Mesmo felicitando o aumento da cobertura de vacinação, Stephen Evans lembra que isso “não significa um regresso rápido à vida pré-Covid-19, mas é um passo importante nesse sentido”. Mesmo as pessoas vacinadas terão de continuar a cumprir as medidas de prevenção de contágio, como distanciamento físico ou uso de máscara. “Nenhuma vacina é 100% eficaz e comportarmo-nos como se fosse só servirá para prolongar a pandemia”.

E se o erro da AstraZeneca e da Universidade de Oxford na vacina contra a Covid-19 for uma coisa boa?

Que vantagens traz a aprovação da vacina da Oxford/AstraZeneca?

Primeiro, o benefício mais óbvio: ter mais vacinas — o governo britânico já encomendou 100 milhões doses (contra 40 milhões de doses da Pfizer/BioNTech). Além disso, a vacina desenvolvida pela Universidade de Oxford em conjunto com a farmacêutica AstraZeneca pode ser mantida a uma temperatura de entre 2 a 8 ºC durante seis meses, o que torna consideravelmente mais fácil o armazenamento, transporte, manuseamento e administração — este tipo de frigoríficos estão normalmente disponíveis nas farmácias e centros de saúde, por exemplo.

A facilidade de utilização da vacina ChAdOx1 nCoV-2019 é uma vantagem não só para o Reino Unido, que assim pode alargar os locais onde podem ser dadas vacinas contra a Covid-19 e aumentar rapidamente o número de pessoas vacinadas, mas sobretudo para os países de rendimento médio ou baixo. Estes países, mesmo que consigam adquirir as vacinas da Pfizer/BioNTech ou da Moderna, terão mais dificuldade em garantir as condições de frio que estas vacinas requerem.

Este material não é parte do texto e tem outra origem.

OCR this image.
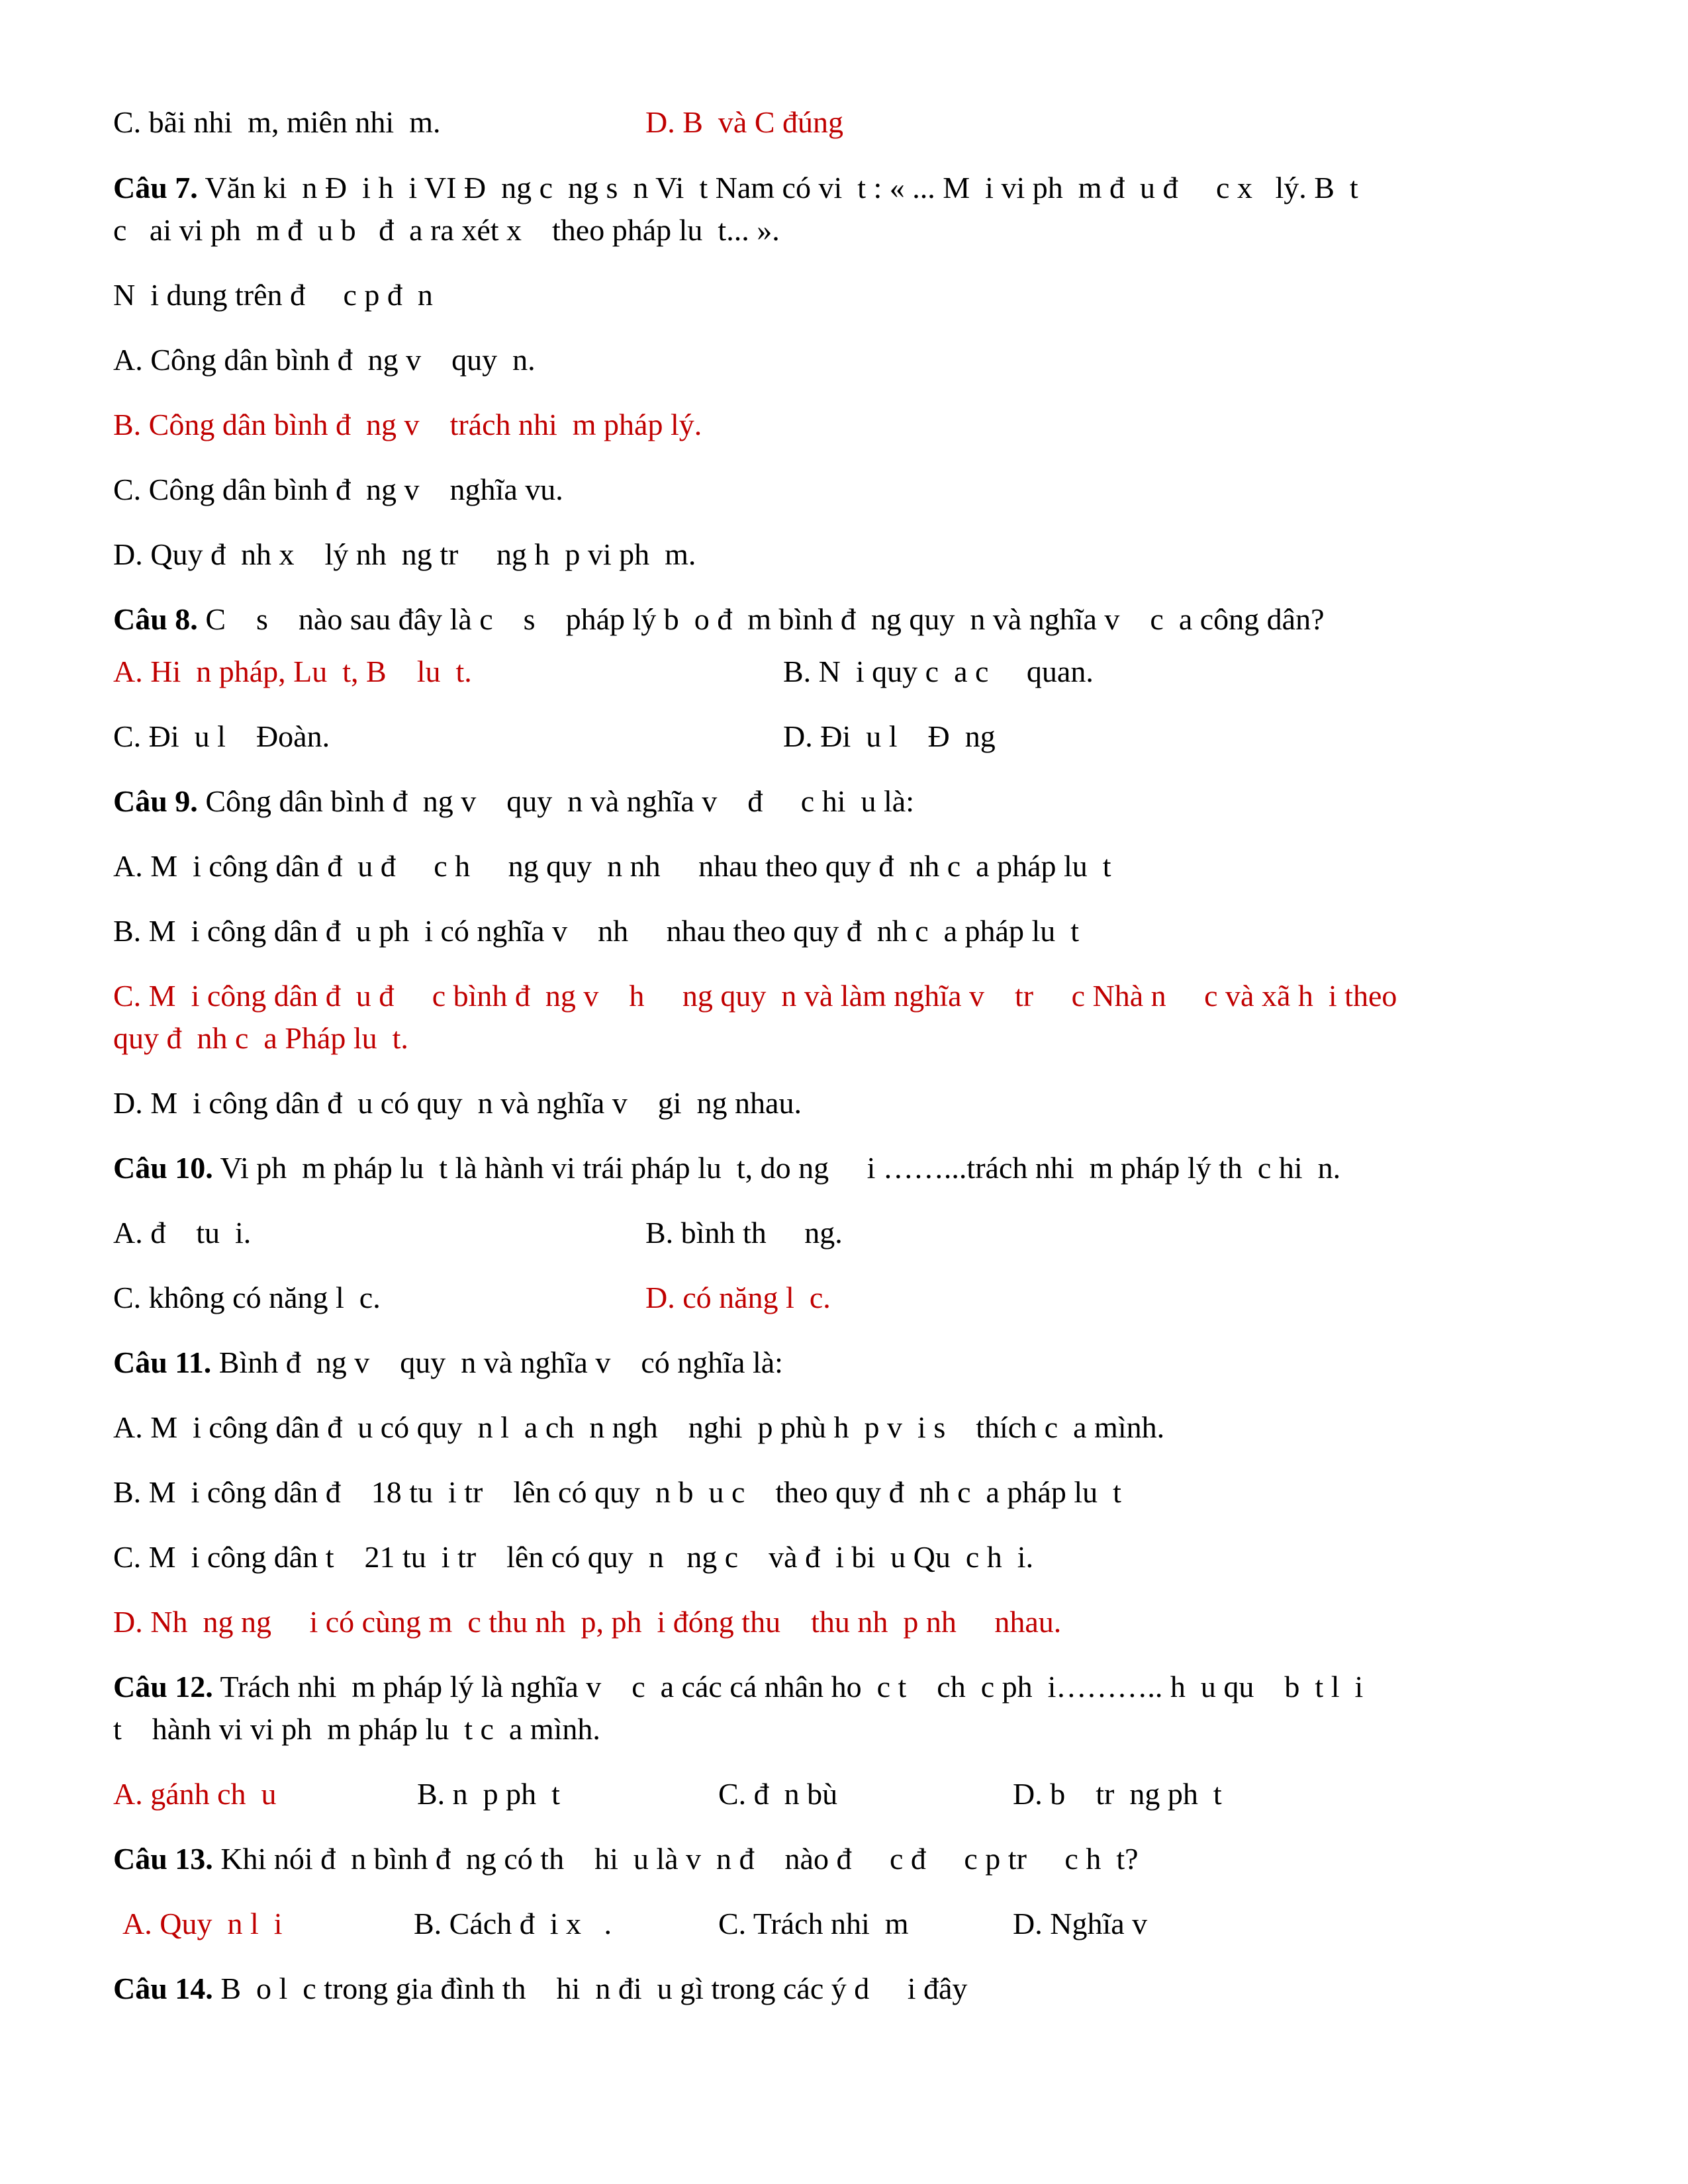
C. bãi nhi  m, miên nhi  m.	D. B  và C đúng
Câu 7. Văn ki  n Đ  i h  i VI Đ  ng c  ng s  n Vi  t Nam có vi  t : « ... M  i vi ph  m đ  u đ     c x   lý. B  t
c   ai vi ph  m đ  u b   đ  a ra xét x    theo pháp lu  t... ».
N  i dung trên đ     c p đ  n
A. Công dân bình đ  ng v    quy  n.
B. Công dân bình đ  ng v    trách nhi  m pháp lý.
C. Công dân bình đ  ng v    nghĩa vu.
D. Quy đ  nh x    lý nh  ng tr     ng h  p vi ph  m.
Câu 8. C    s    nào sau đây là c    s    pháp lý b  o đ  m bình đ  ng quy  n và nghĩa v    c  a công dân?
A. Hi  n pháp, Lu  t, B    lu  t.	B. N  i quy c  a c     quan.
C. Đi  u l    Đoàn.	D. Đi  u l    Đ  ng
Câu 9. Công dân bình đ  ng v    quy  n và nghĩa v    đ     c hi  u là:
A. M  i công dân đ  u đ     c h     ng quy  n nh     nhau theo quy đ  nh c  a pháp lu  t
B. M  i công dân đ  u ph  i có nghĩa v    nh     nhau theo quy đ  nh c  a pháp lu  t
C. M  i công dân đ  u đ     c bình đ  ng v    h     ng quy  n và làm nghĩa v    tr     c Nhà n     c và xã h  i theo
quy đ  nh c  a Pháp lu  t.
D. M  i công dân đ  u có quy  n và nghĩa v    gi  ng nhau.
Câu 10. Vi ph  m pháp lu  t là hành vi trái pháp lu  t, do ng     i ……...trách nhi  m pháp lý th  c hi  n.
A. đ    tu  i.	B. bình th     ng.
C. không có năng l  c.	D. có năng l  c.
Câu 11. Bình đ  ng v    quy  n và nghĩa v    có nghĩa là:
A. M  i công dân đ  u có quy  n l  a ch  n ngh    nghi  p phù h  p v  i s    thích c  a mình.
B. M  i công dân đ    18 tu  i tr    lên có quy  n b  u c    theo quy đ  nh c  a pháp lu  t
C. M  i công dân t    21 tu  i tr    lên có quy  n   ng c    và đ  i bi  u Qu  c h  i.
D. Nh  ng ng     i có cùng m  c thu nh  p, ph  i đóng thu    thu nh  p nh     nhau.
Câu 12. Trách nhi  m pháp lý là nghĩa v    c  a các cá nhân ho  c t    ch  c ph  i……….. h  u qu    b  t l  i
t    hành vi vi ph  m pháp lu  t c  a mình.
A. gánh ch  u	B. n  p ph  t	C. đ  n bù	D. b    tr  ng ph  t
Câu 13. Khi nói đ  n bình đ  ng có th    hi  u là v  n đ    nào đ     c đ     c p tr     c h  t?
A. Quy  n l  i	B. Cách đ  i x   .	C. Trách nhi  m	D. Nghĩa v
Câu 14. B  o l  c trong gia đình th    hi  n đi  u gì trong các ý d     i đây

A vacina da Oxford/AstraZeneca tem ainda outra vantagem para os países mais pobres, como lembra o diretor executivo da AstraZeneca, Pascal Soriot, em comunicado de imprensa: a farmacêutica não pretende ter lucro com a venda da vacina. Assim, a ChAdOx1 nCoV-2019 torna-se uma das vacinas contra a Covid-19 mais baratas do mercado e pode, inclusivamente, ser produzida por laboratórios de países de baixo rendimento (como se de um medicamento genérico se tratasse). Com o objetivo de chegar a estes países, a AstraZeneca já tem em curso um pedido de autorização de uso de emergência junto da Organização Mundial de Saúde.

É o momento de celebrar a inovação britânica”, diz Matt Hancock, secretário de Estado para a Saúde e Apoio Social no Reino Unido. “Esta vacina será disponibilizada a algumas das regiões mais pobres do mundo a um baixo custo, ajudando a proteger um número incontável de pessoas desta doença horrível.”

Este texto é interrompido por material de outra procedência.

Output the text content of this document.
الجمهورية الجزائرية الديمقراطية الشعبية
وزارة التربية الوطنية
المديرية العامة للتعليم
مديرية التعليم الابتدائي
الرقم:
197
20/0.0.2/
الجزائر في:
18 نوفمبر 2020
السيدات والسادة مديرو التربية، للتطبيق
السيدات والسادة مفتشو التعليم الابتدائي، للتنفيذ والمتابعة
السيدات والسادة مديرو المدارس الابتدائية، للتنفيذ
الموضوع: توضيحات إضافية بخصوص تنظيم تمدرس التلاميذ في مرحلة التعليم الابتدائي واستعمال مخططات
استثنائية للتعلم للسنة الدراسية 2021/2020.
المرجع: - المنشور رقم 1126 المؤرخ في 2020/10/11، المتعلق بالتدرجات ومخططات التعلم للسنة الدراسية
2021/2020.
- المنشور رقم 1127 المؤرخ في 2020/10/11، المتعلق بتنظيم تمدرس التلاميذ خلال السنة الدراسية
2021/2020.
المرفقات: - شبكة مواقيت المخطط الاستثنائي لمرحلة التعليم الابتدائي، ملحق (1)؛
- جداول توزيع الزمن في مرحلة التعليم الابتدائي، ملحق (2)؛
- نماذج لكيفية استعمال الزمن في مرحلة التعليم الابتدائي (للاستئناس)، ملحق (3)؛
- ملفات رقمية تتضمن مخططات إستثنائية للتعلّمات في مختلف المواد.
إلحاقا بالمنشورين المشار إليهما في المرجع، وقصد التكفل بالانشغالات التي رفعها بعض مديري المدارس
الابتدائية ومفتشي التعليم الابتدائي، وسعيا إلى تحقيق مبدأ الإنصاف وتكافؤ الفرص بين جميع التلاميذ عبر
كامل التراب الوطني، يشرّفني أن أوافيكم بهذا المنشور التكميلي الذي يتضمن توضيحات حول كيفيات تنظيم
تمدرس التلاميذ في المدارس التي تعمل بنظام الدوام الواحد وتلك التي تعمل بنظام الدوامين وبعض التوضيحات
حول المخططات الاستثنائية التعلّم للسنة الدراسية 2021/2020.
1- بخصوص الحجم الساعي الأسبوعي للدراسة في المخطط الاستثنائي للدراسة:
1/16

A maior desvantagem (se é que pode ser referido dessa forma) é que a vacina da Oxford/Astrazeneca mostrou ter uma eficácia na prevenção da doença Covid-19 inferior à da Pfizer/BioNTech (ou Moderna), cerca de 70,4% (no intervalo de confiança entre 54,8% e 80,6%), combinando os resultados de dois ensaios clínicos de fase III, um no Reino Unido e outro no Brasil.

Tendo em conta que as entidades reguladoras dos Estados Unidos e Europa (FDA e EMA, respetivamente) estavam dispostas a aprovar vacinas que mostrassem uma eficácia superior a 50%, a eficácia da vacina desenvolvida no Reino Unido cumpre os requisitos. A Agência Europeia do Medicamento (EMA), no entanto, afirmou esta quarta-feira que ainda não está pronta para aprovar a vacina e que precisa de informações adicionais.